Gommern l In Theorie und Praxis legten am Sonnabendvormittag zehn Männer und vier Frauen ihre Prüfung im Feuerwehrgerätehaus Gommern ab. Alle Teilnehmer konnten ihre ihre Truppmann-1-Ausbildung erfolgreich beenden.

Unter den neuen Einsätzkräften für die Ortsfeuerwehren Leitzkau, Gommern, Wahlitz und Dannigkow sind nicht mehr nur junge Erwachsene, die den Schritt von der Jugendfeuerwehr in die aktive Wehr gehen wollen, sondern auch Quereinsteiger, die mitten im Leben stehen und sich für ein Engegament in der Feuerwehr entschieden haben.

Quereinsteiger finden ihren Platz in der Feuerwehr

Das sei ihnen hoch anzurechnen, sagte Stadtwehrleiter Heiner Wolter. Schließlich bestehe die Grundausbildung aus elf Ausbildungstagen zu je acht Stunden. "Das mit Familie und Beruf unter einen Hut zu bringen, ist eine Herausforderung." Nicht wenige sind über das Interesse ihrer Kinder an der Kinder- oder Jugendfeuerwehr selbst zur Feuerwehr gekommen.

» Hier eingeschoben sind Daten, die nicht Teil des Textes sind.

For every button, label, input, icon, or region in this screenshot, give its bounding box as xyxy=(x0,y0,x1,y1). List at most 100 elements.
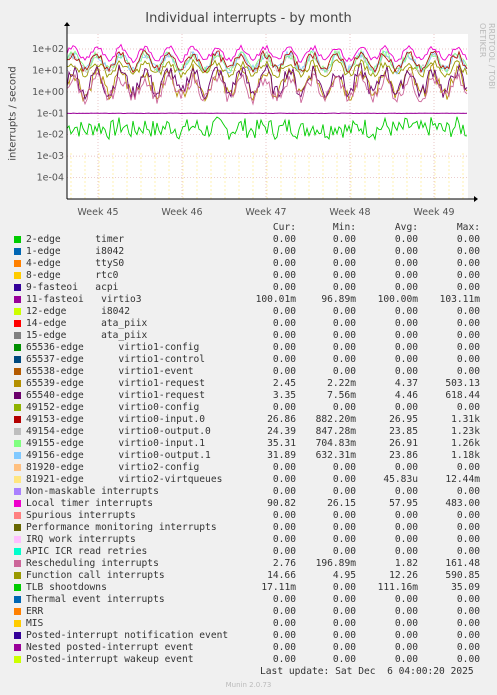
legend-value-max: 483.00 xyxy=(445,498,480,509)
legend-value-max: 35.09 xyxy=(451,582,480,593)
legend-value-min: 0.00 xyxy=(332,522,356,533)
legend-value-max: 103.11m xyxy=(439,294,480,305)
legend-swatch xyxy=(14,416,21,423)
legend-row: 65537-edge virtio1-control 0.00 0.00 0.00 0.… xyxy=(0,354,497,366)
legend-value-max: 0.00 xyxy=(456,354,480,365)
legend-swatch xyxy=(14,632,21,639)
legend-swatch xyxy=(14,380,21,387)
legend-swatch xyxy=(14,464,21,471)
legend-value-max: 0.00 xyxy=(456,342,480,353)
legend-row: Thermal event interrupts 0.00 0.00 0.00 0.00 xyxy=(0,594,497,606)
legend-row: 81920-edge virtio2-config 0.00 0.00 0.00 0.0… xyxy=(0,462,497,474)
legend-swatch xyxy=(14,248,21,255)
legend-swatch xyxy=(14,572,21,579)
legend-value-avg: 0.00 xyxy=(394,270,418,281)
legend-value-avg: 0.00 xyxy=(394,510,418,521)
legend-value-min: 0.00 xyxy=(332,534,356,545)
legend-value-min: 196.89m xyxy=(315,558,356,569)
legend-value-max: 0.00 xyxy=(456,642,480,653)
legend-series-name: 14-edge ata_piix xyxy=(26,318,148,329)
legend-series-name: 65540-edge virtio1-request xyxy=(26,390,206,401)
legend-value-avg: 0.00 xyxy=(394,342,418,353)
legend-row: 65540-edge virtio1-request 3.35 7.56m 4.46 6… xyxy=(0,390,497,402)
legend-series-name: Rescheduling interrupts xyxy=(26,558,159,569)
legend-row: ERR 0.00 0.00 0.00 0.00 xyxy=(0,606,497,618)
legend-value-avg: 45.83u xyxy=(383,474,418,485)
legend-value-max: 161.48 xyxy=(445,558,480,569)
legend-row: 81921-edge virtio2-virtqueues 0.00 0.00 45.… xyxy=(0,474,497,486)
legend-row: IRQ work interrupts 0.00 0.00 0.00 0.00 xyxy=(0,534,497,546)
x-axis-arrow xyxy=(474,196,478,202)
munin-version: Munin 2.0.73 xyxy=(225,681,272,689)
legend-swatch xyxy=(14,524,21,531)
legend-swatch xyxy=(14,368,21,375)
legend-value-avg: 0.00 xyxy=(394,594,418,605)
legend-swatch xyxy=(14,656,21,663)
legend-value-avg: 4.46 xyxy=(394,390,418,401)
legend-value-min: 0.00 xyxy=(332,354,356,365)
legend-value-max: 0.00 xyxy=(456,282,480,293)
legend-value-min: 0.00 xyxy=(332,618,356,629)
legend-value-min: 26.15 xyxy=(327,498,356,509)
legend-value-min: 0.00 xyxy=(332,366,356,377)
legend-swatch xyxy=(14,488,21,495)
legend-series-name: 4-edge ttyS0 xyxy=(26,258,125,269)
legend-value-min: 4.95 xyxy=(332,570,356,581)
legend-row: Spurious interrupts 0.00 0.00 0.00 0.00 xyxy=(0,510,497,522)
legend-swatch xyxy=(14,272,21,279)
legend-series-name: 49155-edge virtio0-input.1 xyxy=(26,438,206,449)
legend-value-avg: 12.26 xyxy=(389,570,418,581)
legend-swatch xyxy=(14,596,21,603)
legend-value-avg: 0.00 xyxy=(394,366,418,377)
legend-header: Cur: Min: Avg: Max: xyxy=(0,222,497,234)
legend-swatch xyxy=(14,560,21,567)
legend-row: MIS 0.00 0.00 0.00 0.00 xyxy=(0,618,497,630)
y-tick-label: 1e+01 xyxy=(32,65,64,76)
legend-value-avg: 0.00 xyxy=(394,546,418,557)
legend-series-name: MIS xyxy=(26,618,44,629)
legend-value-avg: 0.00 xyxy=(394,330,418,341)
legend-series-name: Local timer interrupts xyxy=(26,498,154,509)
legend-row: Nested posted-interrupt event 0.00 0.00 0.0… xyxy=(0,642,497,654)
legend-value-min: 847.28m xyxy=(315,426,356,437)
legend-value-avg: 0.00 xyxy=(394,354,418,365)
legend-value-avg: 0.00 xyxy=(394,534,418,545)
legend-series-name: 49154-edge virtio0-output.0 xyxy=(26,426,211,437)
x-tick-label: Week 48 xyxy=(329,207,370,218)
plot-area: 1e-04 1e-03 1e-02 1e-01 1e+00 1e+01 1e+02 Week … xyxy=(32,22,478,218)
legend-value-min: 0.00 xyxy=(332,342,356,353)
legend-value-max: 12.44m xyxy=(445,474,480,485)
legend-swatch xyxy=(14,620,21,627)
legend-value-max: 0.00 xyxy=(456,618,480,629)
legend-row: APIC ICR read retries 0.00 0.00 0.00 0.00 xyxy=(0,546,497,558)
legend-row: 9-fasteoi acpi 0.00 0.00 0.00 0.00 xyxy=(0,282,497,294)
legend-swatch xyxy=(14,584,21,591)
legend-value-min: 0.00 xyxy=(332,582,356,593)
legend-value-max: 1.31k xyxy=(451,414,480,425)
legend-value-max: 0.00 xyxy=(456,330,480,341)
legend-swatch xyxy=(14,548,21,555)
y-axis-arrow xyxy=(64,22,70,26)
legend-value-min: 0.00 xyxy=(332,402,356,413)
legend-swatch xyxy=(14,308,21,315)
legend-value-max: 0.00 xyxy=(456,606,480,617)
legend-value-max: 0.00 xyxy=(456,594,480,605)
legend-series-name: 49156-edge virtio0-output.1 xyxy=(26,450,211,461)
y-tick-label: 1e-01 xyxy=(37,108,64,119)
legend-value-avg: 111.16m xyxy=(377,582,418,593)
legend-value-max: 0.00 xyxy=(456,462,480,473)
legend-value-avg: 0.00 xyxy=(394,462,418,473)
legend-value-avg: 0.00 xyxy=(394,318,418,329)
legend-swatch xyxy=(14,356,21,363)
legend-value-max: 0.00 xyxy=(456,318,480,329)
legend-value-max: 0.00 xyxy=(456,258,480,269)
legend-value-min: 0.00 xyxy=(332,462,356,473)
legend-series-name: 9-fasteoi acpi xyxy=(26,282,119,293)
legend-value-max: 590.85 xyxy=(445,570,480,581)
legend-series-name: 12-edge i8042 xyxy=(26,306,130,317)
legend-swatch xyxy=(14,284,21,291)
legend-row: 49156-edge virtio0-output.1 31.89 632.31m 2… xyxy=(0,450,497,462)
legend-swatch xyxy=(14,332,21,339)
legend-value-min: 0.00 xyxy=(332,258,356,269)
legend-series-name: Posted-interrupt wakeup event xyxy=(26,654,194,665)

Völlig normal sei inzwischen auch, dass nicht mehr nur Männer an den Grundausbildungen teilnehmen, sondern dass immer auch mehrere Frauen dabei sind.

Die Ausbildungen fanden jeweils sonnabends statt. Fast alle Ortsfeuerwehren waren für einen Tag Gastgeber der Schulung. "Das hat den Vorteil, dass alle die Gegebenheiten in den Gerätehäusern in den jeweiligen Orten und sich untereinander kennenlernen." Schließlich müssten die Feuerwehrleute später auch Einsätze gemeinsam bestreiten. Für die gemeinsame Grundausbildung in der Stadtwehr spricht aber noch ein anderer Grund: Die Ausbildung erfolgt in allen Punkten auf dem gleichen Niveau.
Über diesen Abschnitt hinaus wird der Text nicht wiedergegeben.